AlYN Thin Films with High Y Content: Microstructure and Performance

Abstract

Pseudobinary nitride alloys display enhanced piezoelectric properties compared to their nonalloyed counterparts enabling their wide application in high‐performance transducers and acoustic wave resonators. Their fabrication remains challenging because of their inherently stochastic nature, which requires in‐depth understanding of the film growth dynamics and the interplay of deposition parameters. Herein, thin Al1−xYxN films are produced with varied yttrium content in the range from x = 0.09 to 0.28 on a gradient seed layer on 200‐mm Si substrates and investigated via various X‐ray diffraction methods, high‐resolution scanning transmission electron microscopy, nanoindentation, and atomic force microscopy.
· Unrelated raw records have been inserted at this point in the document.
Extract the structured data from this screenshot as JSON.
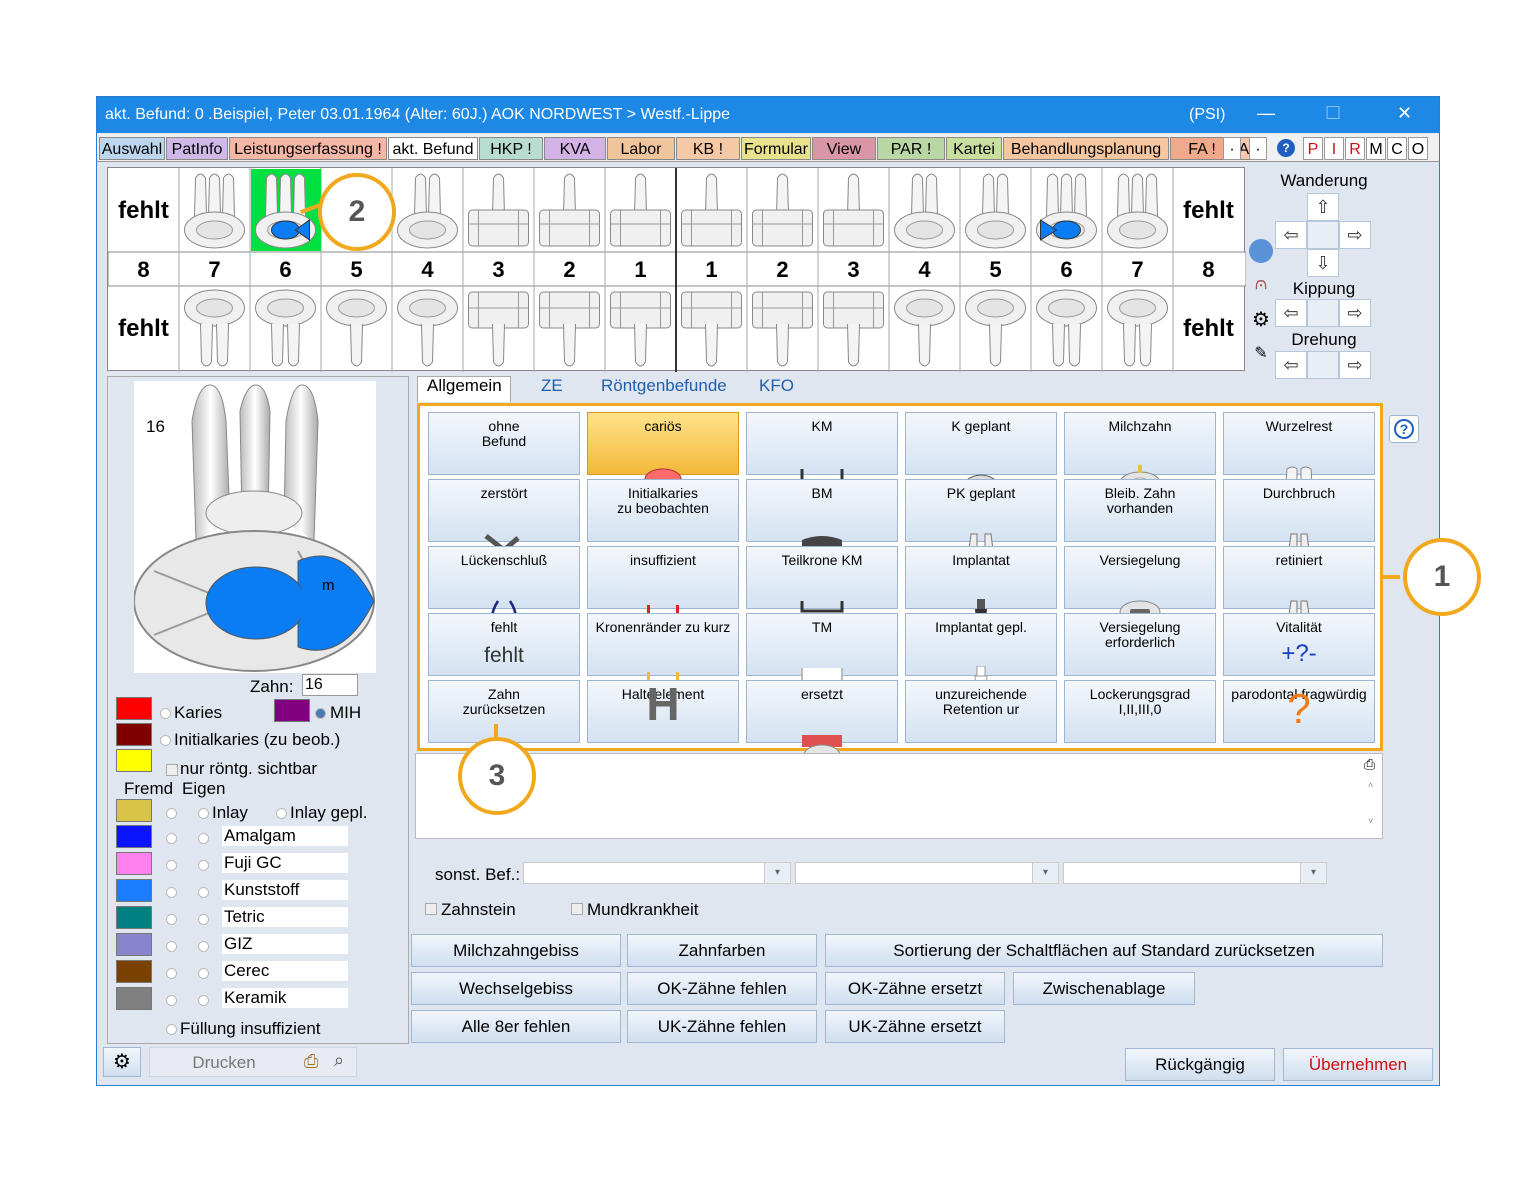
{
  "window": {
    "title": "akt. Befund: 0  .Beispiel, Peter  03.01.1964 (Alter: 60J.)  AOK NORDWEST > Westf.-Lippe",
    "psi": "(PSI)",
    "controls": [
      "—",
      "☐",
      "✕"
    ]
  },
  "tabs": [
    {
      "label": "Auswahl",
      "color": "#bcd6ee"
    },
    {
      "label": "PatInfo",
      "color": "#cfb8e8"
    },
    {
      "label": "Leistungserfassung !",
      "color": "#f4b7a6"
    },
    {
      "label": "akt. Befund",
      "color": "#ffffff"
    },
    {
      "label": "HKP !",
      "color": "#b8dccf"
    },
    {
      "label": "KVA",
      "color": "#d3b3e6"
    },
    {
      "label": "Labor",
      "color": "#f1c59b"
    },
    {
      "label": "KB !",
      "color": "#f5c9a6"
    },
    {
      "label": "Formular",
      "color": "#e9e28c"
    },
    {
      "label": "View",
      "color": "#d896a6"
    },
    {
      "label": "PAR !",
      "color": "#b8d7a4"
    },
    {
      "label": "Kartei",
      "color": "#c9df9d"
    },
    {
      "label": "Behandlungsplanung",
      "color": "#f5c6a0"
    },
    {
      "label": "FA !",
      "color": "#f0a98a"
    },
    {
      "label": "AI",
      "color": "#f7c7ae"
    }
  ],
  "tab_scroll": [
    "·",
    "·"
  ],
  "right_letters": [
    "P",
    "I",
    "R",
    "M",
    "C",
    "O"
  ],
  "chart": {
    "missing_label": "fehlt",
    "numbers": [
      "8",
      "7",
      "6",
      "5",
      "4",
      "3",
      "2",
      "1",
      "1",
      "2",
      "3",
      "4",
      "5",
      "6",
      "7",
      "8"
    ]
  },
  "movement": {
    "wanderung": "Wanderung",
    "kippung": "Kippung",
    "drehung": "Drehung"
  },
  "tooth_detail": {
    "number": "16",
    "surface_label": "m",
    "zahn_label": "Zahn:",
    "zahn_value": "16"
  },
  "legend": {
    "karies": "Karies",
    "mih": "MIH",
    "initialkaries": "Initialkaries (zu beob.)",
    "nur_roentg": "nur röntg. sichtbar",
    "fremd": "Fremd",
    "eigen": "Eigen",
    "inlay": "Inlay",
    "inlay_gepl": "Inlay gepl.",
    "materials": [
      {
        "name": "Amalgam",
        "color": "#0a14ff"
      },
      {
        "name": "Fuji GC",
        "color": "#ff80ee"
      },
      {
        "name": "Kunststoff",
        "color": "#1a7dff"
      },
      {
        "name": "Tetric",
        "color": "#008080"
      },
      {
        "name": "GIZ",
        "color": "#8a84cc"
      },
      {
        "name": "Cerec",
        "color": "#7a4000"
      },
      {
        "name": "Keramik",
        "color": "#808080"
      }
    ],
    "fuellung": "Füllung insuffizient",
    "colors": {
      "karies": "#ff0000",
      "mih": "#800080",
      "initial": "#800000",
      "nur": "#ffff00",
      "inlay": "#d9c44a"
    }
  },
  "subtabs": [
    "Allgemein",
    "ZE",
    "Röntgenbefunde",
    "KFO"
  ],
  "grid_buttons": [
    [
      "ohne\nBefund",
      "cariös",
      "KM",
      "K geplant",
      "Milchzahn",
      "Wurzelrest"
    ],
    [
      "zerstört",
      "Initialkaries\nzu beobachten",
      "BM",
      "PK geplant",
      "Bleib. Zahn\nvorhanden",
      "Durchbruch"
    ],
    [
      "Lückenschluß",
      "insuffizient",
      "Teilkrone KM",
      "Implantat",
      "Versiegelung",
      "retiniert"
    ],
    [
      "fehlt",
      "Kronenränder zu kurz",
      "TM",
      "Implantat gepl.",
      "Versiegelung\nerforderlich",
      "Vitalität"
    ],
    [
      "Zahn\nzurücksetzen",
      "Halteelement",
      "ersetzt",
      "unzureichende\nRetention ur",
      "Lockerungsgrad\nI,II,III,0",
      "parodontal fragwürdig"
    ]
  ],
  "grid_glyphs": {
    "fehlt": "fehlt",
    "vitalitaet": "+?-",
    "parodontal": "?",
    "halteelement": "H"
  },
  "sonst_label": "sonst. Bef.:",
  "checkboxes": {
    "zahnstein": "Zahnstein",
    "mundkrankheit": "Mundkrankheit"
  },
  "action_buttons": {
    "milchzahngebiss": "Milchzahngebiss",
    "zahnfarben": "Zahnfarben",
    "sortierung": "Sortierung der Schaltflächen auf Standard zurücksetzen",
    "wechselgebiss": "Wechselgebiss",
    "ok_fehlen": "OK-Zähne fehlen",
    "ok_ersetzt": "OK-Zähne ersetzt",
    "zwischenablage": "Zwischenablage",
    "alle8er": "Alle 8er fehlen",
    "uk_fehlen": "UK-Zähne fehlen",
    "uk_ersetzt": "UK-Zähne ersetzt"
  },
  "bottom": {
    "drucken": "Drucken",
    "rueckgaengig": "Rückgängig",
    "uebernehmen": "Übernehmen"
  },
  "callouts": [
    "1",
    "2",
    "3"
  ],
  "help": "?"
}
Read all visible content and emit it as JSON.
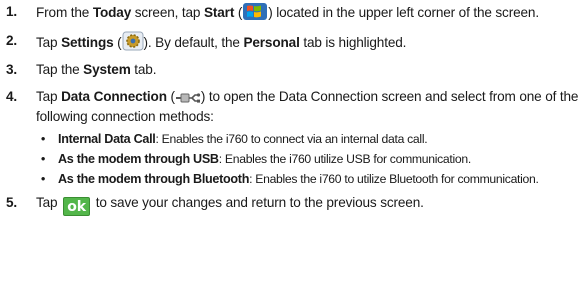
{
  "steps": [
    {
      "num": "1.",
      "t1": "From the ",
      "b1": "Today",
      "t2": " screen, tap ",
      "b2": "Start",
      "t3": " (",
      "t4": ") located in the upper left corner of the screen."
    },
    {
      "num": "2.",
      "t1": "Tap ",
      "b1": "Settings",
      "t2": " (",
      "t3": "). By default, the ",
      "b2": "Personal",
      "t4": " tab is highlighted."
    },
    {
      "num": "3.",
      "t1": "Tap the ",
      "b1": "System",
      "t2": " tab."
    },
    {
      "num": "4.",
      "t1": "Tap ",
      "b1": "Data Connection",
      "t2": " (",
      "t3": ") to open the Data Connection screen and select from one of the following connection methods:"
    },
    {
      "num": "5.",
      "t1": "Tap ",
      "t2": " to save your changes and return to the previous screen."
    }
  ],
  "bullets": [
    {
      "dot": "•",
      "term": "Internal Data Call",
      "desc": ": Enables the i760 to connect via an internal data call."
    },
    {
      "dot": "•",
      "term": "As the modem through USB",
      "desc": ": Enables the i760 utilize USB for communication."
    },
    {
      "dot": "•",
      "term": "As the modem through Bluetooth",
      "desc": ": Enables the i760  to utilize Bluetooth for communication."
    }
  ],
  "ok_label": "ok",
  "icons": {
    "start": "windows-start-icon",
    "settings": "settings-gear-icon",
    "data_connection": "usb-plug-icon",
    "ok": "ok-button-icon"
  },
  "colors": {
    "ok_green": "#53b64a"
  }
}
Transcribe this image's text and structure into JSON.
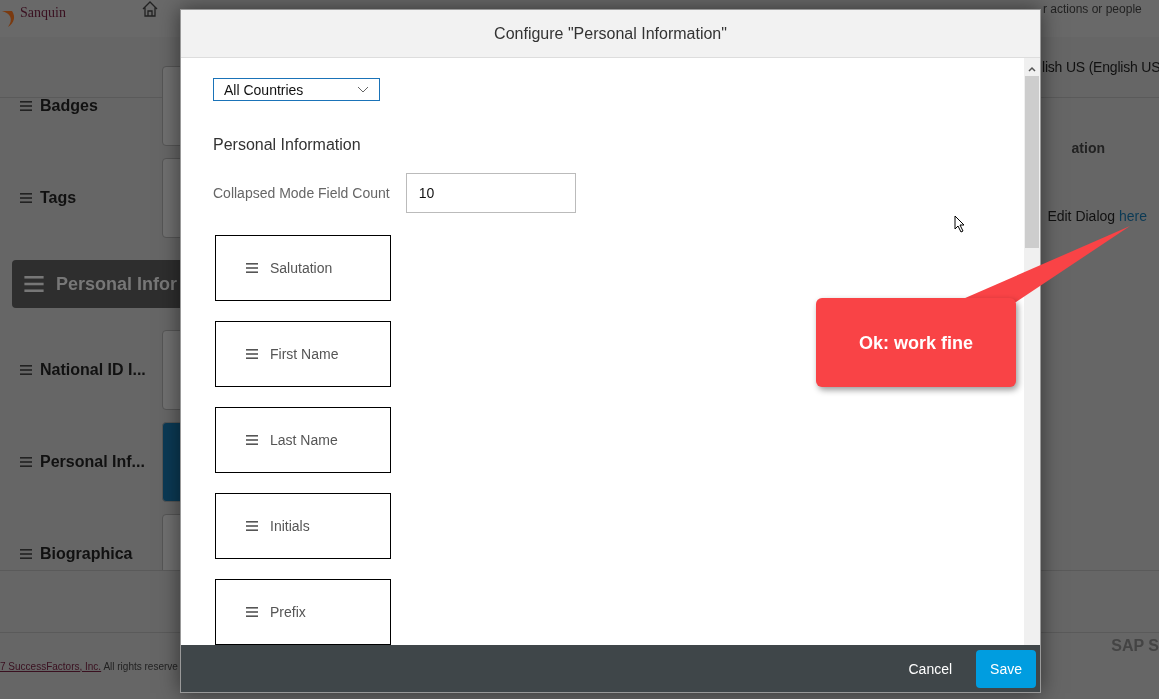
{
  "header": {
    "logo": "Sanquin",
    "search_placeholder": "r actions or people"
  },
  "language": "lish US (English US",
  "sidebar": {
    "items": [
      {
        "label": "Badges",
        "selected": false,
        "active": false
      },
      {
        "label": "Tags",
        "selected": false,
        "active": false
      },
      {
        "label": "Personal Infor",
        "selected": true,
        "active": false
      },
      {
        "label": "National ID I...",
        "selected": false,
        "active": false
      },
      {
        "label": "Personal Inf...",
        "selected": false,
        "active": true
      },
      {
        "label": "Biographica",
        "selected": false,
        "active": false
      }
    ]
  },
  "right_panel": {
    "heading": "ation",
    "text": "Edit Dialog",
    "link": "here"
  },
  "footer": {
    "link": "7 SuccessFactors, Inc.",
    "text": "All rights reserve",
    "brand": "SAP S"
  },
  "dialog": {
    "title": "Configure \"Personal Information\"",
    "country_select": {
      "value": "All Countries"
    },
    "section": "Personal Information",
    "field_count": {
      "label": "Collapsed Mode Field Count",
      "value": "10"
    },
    "fields": [
      "Salutation",
      "First Name",
      "Last Name",
      "Initials",
      "Prefix"
    ],
    "buttons": [
      {
        "label": "Cancel",
        "kind": "secondary"
      },
      {
        "label": "Save",
        "kind": "primary"
      }
    ]
  },
  "annotation": {
    "text": "Ok: work fine"
  }
}
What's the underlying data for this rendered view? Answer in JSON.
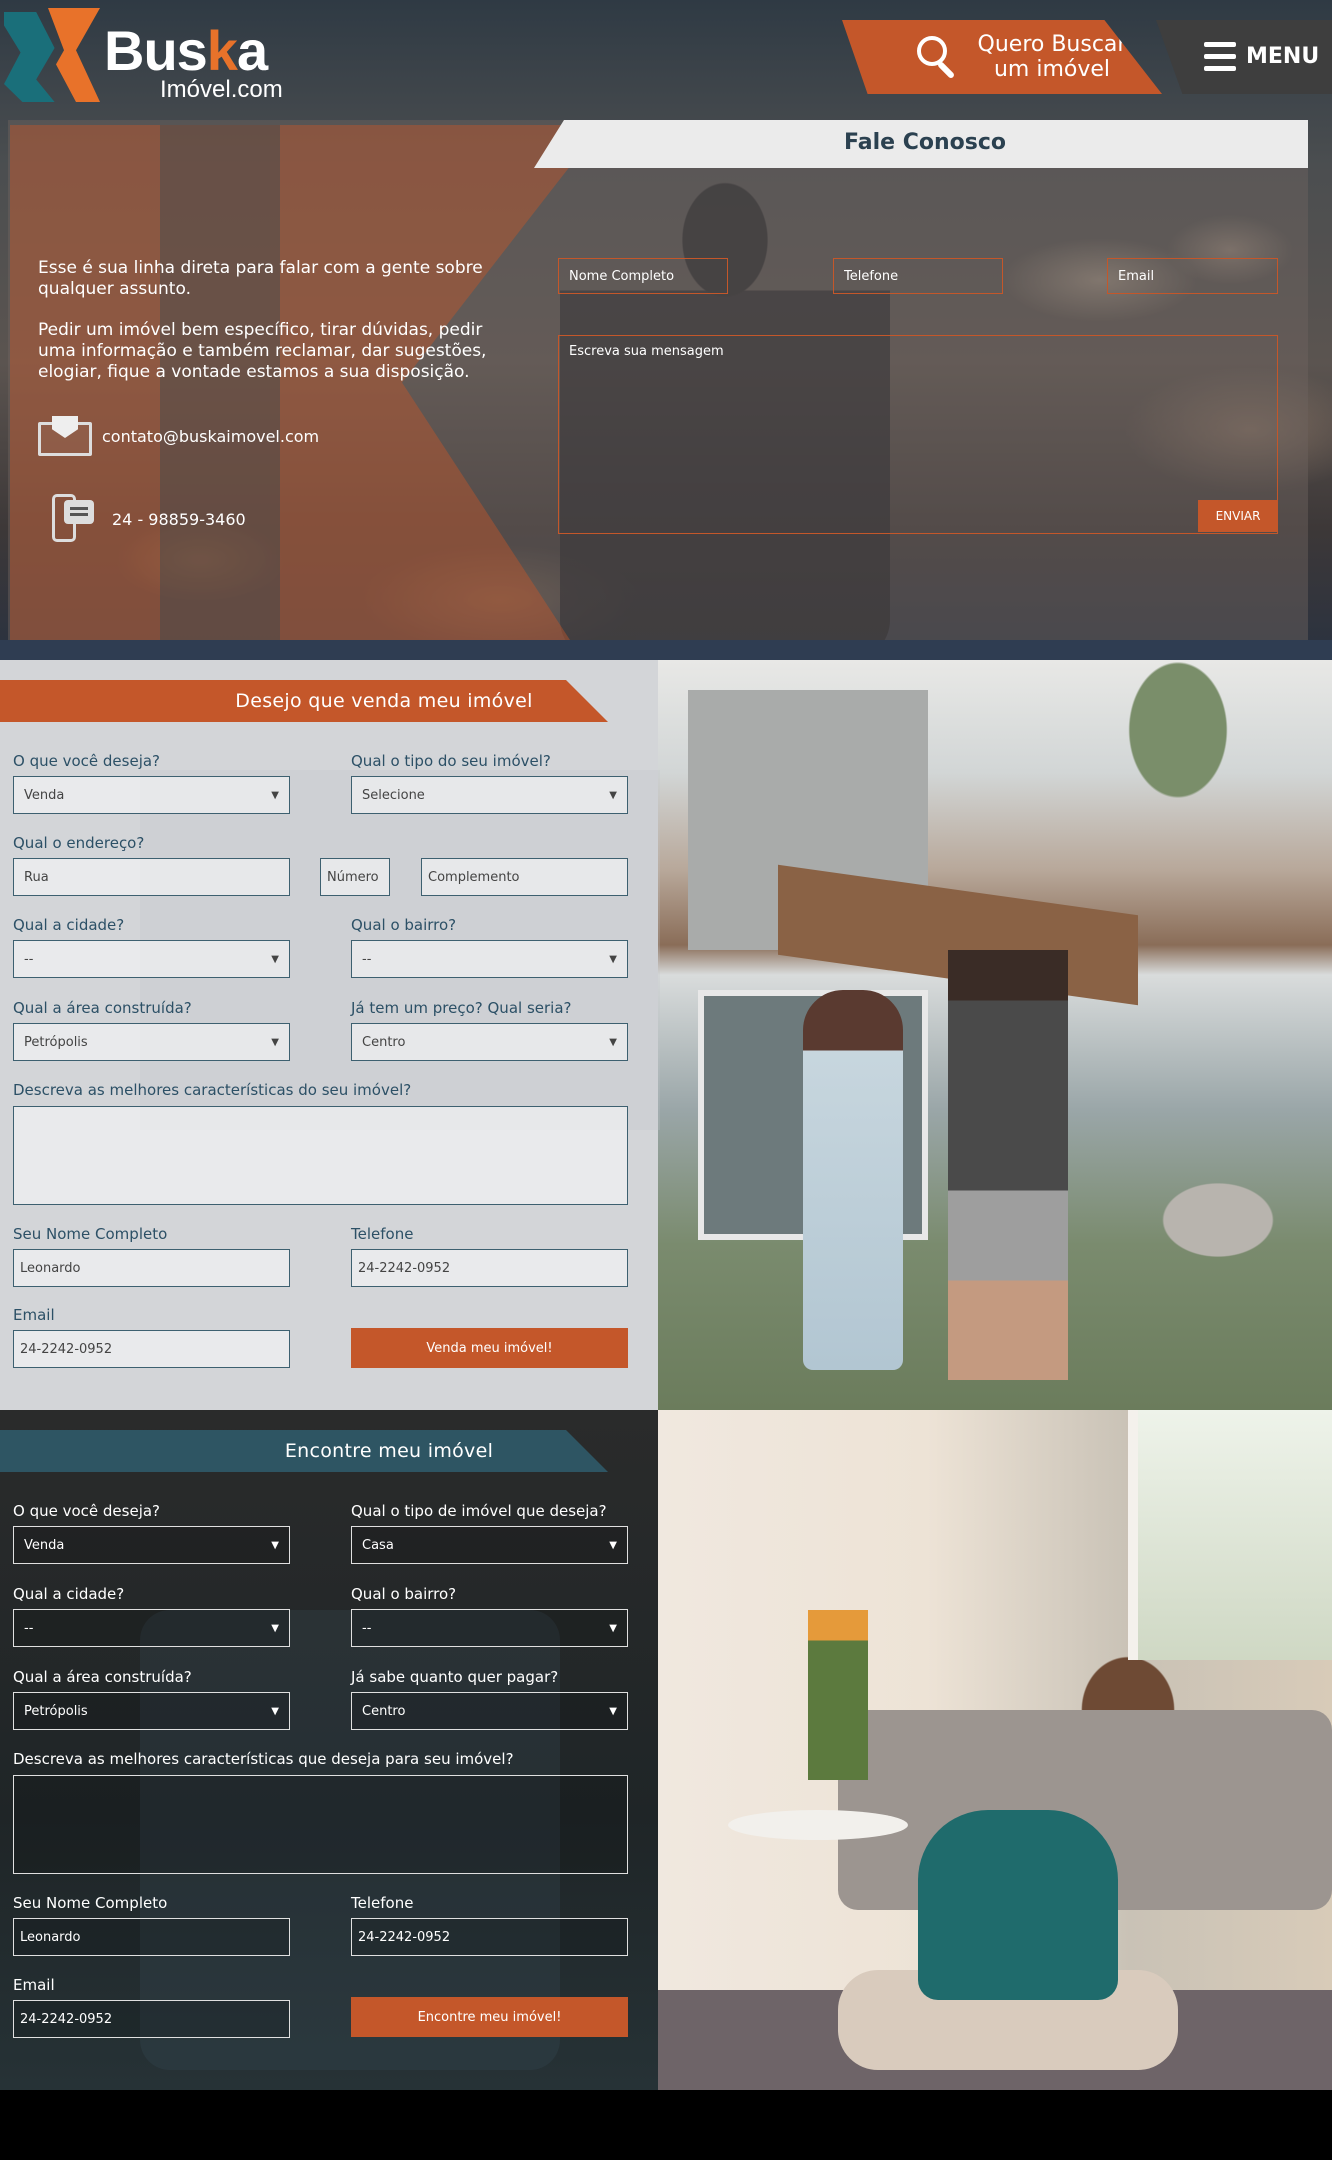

Bulk acoustic wave resonators, solidly mounted on a multilayer acoustic isolation, are fabricated to analyze the piezoelectric performance of the films and to extract corresponding material parameters via fitting of the high‐frequency electrical response by 1D Mason's model. The trend of declining coupling is explained by the lattice softening and the increase in electron density, experimentally observed by monitoring reduced elastic modulus and dielectric constant values, respectively. The absence of expected enhancement of the piezoelectric modulus is interpreted by the presence of oxygen impurities, facilitating the inhomogeneous strain of the AlYN lattice, which effectively cancels the energy flattening phenomenon, found in III–V pseudobinary alloys.